Les équipements internet ont donc fortement progressé, principalement dans les foyers, sans pour autant que l'on ait atteint un seuil de saturation. Le potentiel de progression du taux d'équipement reste en effet encore élevé. Près du tiers des personnes n'étant pas connectées au réseau des réseaux ont en effet 'l'intention de s'équiper' (30%). Ainsi, la progression du niveau d'équipement depuis novembre 1999 s'accompagne parallèlement d'une augmentation des 'intentions de s'équiper'. Ces intentions se sont même renforcées, que ce soit pour un achat 'au cours de l'année' (13%, +2 points) comme 'à plus long terme' (17%, +1 point). C'est en France que le potentiel d'équipement est aujourd'hui le plus élevé (concerne 38% des interviewés), juste devant l'Allemagne (36%). Les autres pays sont un peu moins enthousiastes : 27% d'intentions d'achat en Grande-Bretagne et en Italie, 26% aux Pays-Bas, 24% en Espagne, 21% au Portugal et 15% en Belgique.
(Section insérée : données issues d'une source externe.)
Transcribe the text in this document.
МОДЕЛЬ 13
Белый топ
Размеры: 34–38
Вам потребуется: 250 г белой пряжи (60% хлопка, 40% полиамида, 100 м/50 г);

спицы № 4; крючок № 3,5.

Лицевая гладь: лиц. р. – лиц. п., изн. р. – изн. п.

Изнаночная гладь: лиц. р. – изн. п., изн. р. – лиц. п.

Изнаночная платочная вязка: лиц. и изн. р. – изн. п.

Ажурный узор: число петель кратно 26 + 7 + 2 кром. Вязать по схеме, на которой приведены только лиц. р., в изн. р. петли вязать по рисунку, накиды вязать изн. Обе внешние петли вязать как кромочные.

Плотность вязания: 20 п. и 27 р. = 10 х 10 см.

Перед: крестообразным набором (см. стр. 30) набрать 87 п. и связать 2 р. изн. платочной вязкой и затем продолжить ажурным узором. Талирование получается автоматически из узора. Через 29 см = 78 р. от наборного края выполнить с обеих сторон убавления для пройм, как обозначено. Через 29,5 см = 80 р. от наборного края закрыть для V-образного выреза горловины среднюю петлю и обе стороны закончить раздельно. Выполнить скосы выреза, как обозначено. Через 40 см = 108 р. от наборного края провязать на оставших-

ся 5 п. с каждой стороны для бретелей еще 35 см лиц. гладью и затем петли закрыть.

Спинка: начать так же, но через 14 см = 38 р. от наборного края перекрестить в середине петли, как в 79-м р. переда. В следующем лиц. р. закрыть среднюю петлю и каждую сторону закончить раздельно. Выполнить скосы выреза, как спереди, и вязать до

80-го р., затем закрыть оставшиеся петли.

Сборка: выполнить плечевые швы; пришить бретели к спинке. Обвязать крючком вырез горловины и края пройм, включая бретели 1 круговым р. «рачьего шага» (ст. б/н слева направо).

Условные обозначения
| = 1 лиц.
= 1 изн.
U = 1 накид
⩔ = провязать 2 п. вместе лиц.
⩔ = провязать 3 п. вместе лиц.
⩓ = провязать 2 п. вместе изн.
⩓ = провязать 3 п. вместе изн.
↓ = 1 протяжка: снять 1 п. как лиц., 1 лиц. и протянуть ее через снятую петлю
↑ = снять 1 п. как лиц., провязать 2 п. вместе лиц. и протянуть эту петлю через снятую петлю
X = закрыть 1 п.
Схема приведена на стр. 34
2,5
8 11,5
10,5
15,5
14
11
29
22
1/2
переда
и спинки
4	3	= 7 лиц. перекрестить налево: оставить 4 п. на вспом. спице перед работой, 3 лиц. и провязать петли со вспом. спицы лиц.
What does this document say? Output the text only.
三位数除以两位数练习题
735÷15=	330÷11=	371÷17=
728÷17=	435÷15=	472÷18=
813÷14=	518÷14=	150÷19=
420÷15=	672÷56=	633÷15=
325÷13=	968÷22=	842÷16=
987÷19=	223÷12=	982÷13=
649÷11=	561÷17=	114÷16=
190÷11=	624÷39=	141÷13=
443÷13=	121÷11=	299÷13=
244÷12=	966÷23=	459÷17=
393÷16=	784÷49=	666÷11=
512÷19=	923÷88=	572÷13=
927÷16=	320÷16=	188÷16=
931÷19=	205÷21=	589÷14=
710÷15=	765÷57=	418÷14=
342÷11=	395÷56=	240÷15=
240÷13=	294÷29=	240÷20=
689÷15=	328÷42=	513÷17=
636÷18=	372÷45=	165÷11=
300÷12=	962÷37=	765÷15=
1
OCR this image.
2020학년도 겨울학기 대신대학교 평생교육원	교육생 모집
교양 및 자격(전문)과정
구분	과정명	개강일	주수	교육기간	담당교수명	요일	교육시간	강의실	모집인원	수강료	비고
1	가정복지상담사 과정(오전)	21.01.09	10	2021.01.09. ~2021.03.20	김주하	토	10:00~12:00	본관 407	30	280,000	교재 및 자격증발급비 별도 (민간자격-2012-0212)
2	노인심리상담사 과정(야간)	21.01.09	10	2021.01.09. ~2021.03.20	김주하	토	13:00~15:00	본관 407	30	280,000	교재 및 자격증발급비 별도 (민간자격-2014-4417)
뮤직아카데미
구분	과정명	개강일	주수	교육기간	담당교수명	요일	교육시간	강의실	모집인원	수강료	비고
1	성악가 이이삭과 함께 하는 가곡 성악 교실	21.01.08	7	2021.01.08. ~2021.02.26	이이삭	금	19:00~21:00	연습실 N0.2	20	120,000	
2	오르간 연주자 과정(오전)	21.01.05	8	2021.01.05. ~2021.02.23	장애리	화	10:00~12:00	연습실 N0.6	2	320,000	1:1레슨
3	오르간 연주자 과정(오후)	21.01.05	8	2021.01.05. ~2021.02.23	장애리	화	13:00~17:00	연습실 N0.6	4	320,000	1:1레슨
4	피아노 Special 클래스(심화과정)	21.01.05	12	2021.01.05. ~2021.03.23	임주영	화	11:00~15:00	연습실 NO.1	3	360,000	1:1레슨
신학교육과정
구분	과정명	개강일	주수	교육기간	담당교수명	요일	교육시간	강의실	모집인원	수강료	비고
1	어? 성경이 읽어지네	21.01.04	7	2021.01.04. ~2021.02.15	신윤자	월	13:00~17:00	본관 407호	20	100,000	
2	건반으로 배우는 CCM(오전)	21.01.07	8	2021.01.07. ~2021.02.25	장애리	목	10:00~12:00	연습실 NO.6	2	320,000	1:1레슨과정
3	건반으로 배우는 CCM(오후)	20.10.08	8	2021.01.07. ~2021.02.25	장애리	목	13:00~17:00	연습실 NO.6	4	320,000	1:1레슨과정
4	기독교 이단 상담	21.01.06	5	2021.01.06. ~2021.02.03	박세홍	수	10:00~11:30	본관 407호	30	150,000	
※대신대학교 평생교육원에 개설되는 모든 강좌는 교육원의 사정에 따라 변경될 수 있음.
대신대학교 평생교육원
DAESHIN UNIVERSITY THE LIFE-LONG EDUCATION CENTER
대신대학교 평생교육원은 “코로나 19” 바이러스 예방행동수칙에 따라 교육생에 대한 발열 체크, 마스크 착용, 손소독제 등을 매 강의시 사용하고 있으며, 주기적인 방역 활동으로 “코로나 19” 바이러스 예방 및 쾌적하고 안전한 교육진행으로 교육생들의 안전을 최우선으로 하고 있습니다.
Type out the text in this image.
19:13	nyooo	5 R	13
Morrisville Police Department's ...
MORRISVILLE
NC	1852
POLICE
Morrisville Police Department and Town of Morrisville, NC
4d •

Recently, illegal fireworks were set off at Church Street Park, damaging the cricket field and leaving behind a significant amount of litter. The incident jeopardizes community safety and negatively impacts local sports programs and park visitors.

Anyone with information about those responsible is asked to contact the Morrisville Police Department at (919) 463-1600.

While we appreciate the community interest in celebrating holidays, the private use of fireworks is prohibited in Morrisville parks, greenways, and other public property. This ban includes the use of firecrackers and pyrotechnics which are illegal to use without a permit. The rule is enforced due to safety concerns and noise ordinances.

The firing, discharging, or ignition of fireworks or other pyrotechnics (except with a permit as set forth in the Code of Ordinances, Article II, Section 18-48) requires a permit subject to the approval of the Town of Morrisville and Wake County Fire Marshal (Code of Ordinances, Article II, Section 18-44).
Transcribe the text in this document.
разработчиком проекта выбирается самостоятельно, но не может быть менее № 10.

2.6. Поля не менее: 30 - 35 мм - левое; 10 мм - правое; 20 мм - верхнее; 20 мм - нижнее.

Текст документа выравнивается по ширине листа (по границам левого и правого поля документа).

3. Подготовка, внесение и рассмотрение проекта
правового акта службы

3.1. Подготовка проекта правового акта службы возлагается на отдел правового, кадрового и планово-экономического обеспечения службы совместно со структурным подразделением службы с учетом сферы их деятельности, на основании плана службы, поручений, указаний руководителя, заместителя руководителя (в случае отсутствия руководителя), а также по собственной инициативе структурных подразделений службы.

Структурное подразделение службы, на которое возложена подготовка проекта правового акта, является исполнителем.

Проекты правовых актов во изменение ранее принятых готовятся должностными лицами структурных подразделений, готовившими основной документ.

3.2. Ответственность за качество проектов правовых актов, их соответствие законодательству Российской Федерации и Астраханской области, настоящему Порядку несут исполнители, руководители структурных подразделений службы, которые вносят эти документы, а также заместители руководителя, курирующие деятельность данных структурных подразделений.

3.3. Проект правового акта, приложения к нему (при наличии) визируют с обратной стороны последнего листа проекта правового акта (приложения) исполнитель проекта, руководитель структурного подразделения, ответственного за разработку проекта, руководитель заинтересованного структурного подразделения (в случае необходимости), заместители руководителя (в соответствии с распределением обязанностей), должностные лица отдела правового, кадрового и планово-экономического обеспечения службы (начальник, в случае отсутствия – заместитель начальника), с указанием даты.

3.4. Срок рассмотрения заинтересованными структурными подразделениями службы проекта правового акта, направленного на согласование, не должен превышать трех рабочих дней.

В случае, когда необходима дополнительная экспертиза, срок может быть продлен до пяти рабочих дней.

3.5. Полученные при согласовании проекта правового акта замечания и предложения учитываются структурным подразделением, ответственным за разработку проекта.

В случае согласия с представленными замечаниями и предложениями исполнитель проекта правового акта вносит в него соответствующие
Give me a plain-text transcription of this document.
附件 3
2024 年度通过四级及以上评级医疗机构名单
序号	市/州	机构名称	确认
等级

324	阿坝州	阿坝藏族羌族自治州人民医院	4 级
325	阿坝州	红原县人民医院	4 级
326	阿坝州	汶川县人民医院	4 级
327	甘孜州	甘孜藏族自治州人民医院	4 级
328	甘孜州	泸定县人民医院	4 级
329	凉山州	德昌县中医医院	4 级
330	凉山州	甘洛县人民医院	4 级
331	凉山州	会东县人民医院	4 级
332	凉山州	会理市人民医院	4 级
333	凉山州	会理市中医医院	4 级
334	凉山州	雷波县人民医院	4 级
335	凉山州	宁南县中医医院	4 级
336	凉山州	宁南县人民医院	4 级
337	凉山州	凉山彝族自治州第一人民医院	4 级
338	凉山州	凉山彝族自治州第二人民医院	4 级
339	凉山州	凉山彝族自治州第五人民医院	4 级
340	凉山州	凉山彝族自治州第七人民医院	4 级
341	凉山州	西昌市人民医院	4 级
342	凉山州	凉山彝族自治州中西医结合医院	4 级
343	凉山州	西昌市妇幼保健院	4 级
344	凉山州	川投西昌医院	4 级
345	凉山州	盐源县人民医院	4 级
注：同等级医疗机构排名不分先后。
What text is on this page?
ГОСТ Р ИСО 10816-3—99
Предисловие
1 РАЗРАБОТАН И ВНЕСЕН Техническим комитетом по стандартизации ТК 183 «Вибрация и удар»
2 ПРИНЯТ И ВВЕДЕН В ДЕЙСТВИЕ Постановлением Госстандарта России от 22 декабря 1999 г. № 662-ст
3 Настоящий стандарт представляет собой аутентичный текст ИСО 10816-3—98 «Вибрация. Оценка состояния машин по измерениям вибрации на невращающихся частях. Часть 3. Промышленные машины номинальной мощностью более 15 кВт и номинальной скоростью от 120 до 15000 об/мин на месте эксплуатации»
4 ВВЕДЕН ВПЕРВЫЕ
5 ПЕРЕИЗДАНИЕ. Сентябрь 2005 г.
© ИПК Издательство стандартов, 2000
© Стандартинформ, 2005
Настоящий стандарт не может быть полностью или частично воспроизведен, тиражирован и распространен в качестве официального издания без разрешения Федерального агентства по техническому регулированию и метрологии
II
Le profil de ces 'intentionnistes' devrait par ailleurs permettre de corriger le biais socio-économique d'internet, sans toutefois amener la population à une vraie représentativité globale avant quelques années encore. Par exemple, les intentions d'équipement des plus âgés restent faibles (seulement 9%).

Le taux d'internautes ayant déjà eu recours au e-commerce est globalement en forte progression depuis novembre 99 (25%, +9 points). On observe cependant une incroyable diversité des situations et des évolutions de comportements. Les choses sont en effet très différentes entre la Grande-Bretagne ou l'Allemagne, où environ le tiers de la population connectée a déjà effectué des achats en ligne, et l'Italie, le Portugal, ou même la France, où l'on ne constate pas de progression significative malgré l'augmentation des taux d'équipement. Dans cette méfiance latine vis-à-vis notamment de la sécurité des transactions, l'Espagne fait figure d'exception.
On note également que le profil des e-acheteurs est encore plus marqué que celui des internautes en général : jeune, masculin, diplomé, actif, disposant de revenus importants. On peut penser qu'il s'agit là d'internautes '1ère génération', plutôt que d'adeptes plus récents.
En revance, en ce qui concerne le potentiel du commerce électronique chez les internautes qui n'ont pas encore essayé, on remarque que les intentions d'achat via le web se sont quelque peu refroidies en un an. C'est particulièrement le cas en France, où la crainte de l'insécurité des transactions marque la population internaute.
Pour mieux qualifier le monde du e-commerce, et tenter de donner des explications à cette crise potentielle de l'intention d'achat, l'étude Ipsos-Sofinco présente les types de produits qui paraissent aux internautes les plus adaptés à ce mode de consommation et de vente. La majorité des européens interrogés juge aujourd'hui qu'internet est 'très bien' ou 'assez bien adapté' pour l'achat d'un billet d'avion ou de train (61%, +4 points), pour l'achat de livres, disques ou cassettes (58%, +4 points), de vacances (49%, sans changement) ou de titres en bourse (44%, +3 points). Internet semble également à une large minorité être un bon outil pour acheter ordinateurs (39%, +1 point), matériel de bricolage (36%, +4 points) ou équipements TV / Vidéo (35%, sans changement). Les Européens sont en revanche un peu plus dubitatifs sur l'intérêt du Net pour se procurer les autres produits testés : pour l'achat d'une voiture (28%, +4 points), de mobilier d'intérieur (27%, +4 points), de vêtements (26%, +4 points), de produits alimentaires (25%, +4 points), d'un crédit à la consommation (24%, +1 point), d'un appartement ou d'une maison (23%, +3 points), le Net n'est un moyen adéquat que pour une minorité de sondés. Globalement, il n'y a pas là d'évolution majeure dans la perception des produits en achat sur internet : en un an, la hiérarchie est restée la même. Les Français sont plutôt plus nombreux que les autres Européens à estimer qu'internet est un outil adéquat pour réaliser ses achats. Même si cette proportion a quelque peu diminué depuis novembre 1999, la 'culture minitel' est certainement pour quelque chose dans cette singularité française. Si les entreprises parviennent à supprimer les freins liés aux craintes quant à la sécurité des transactions, nul doute que l'hexagone deviendra un terrain particulièrement favorable au développement du commerce électronique.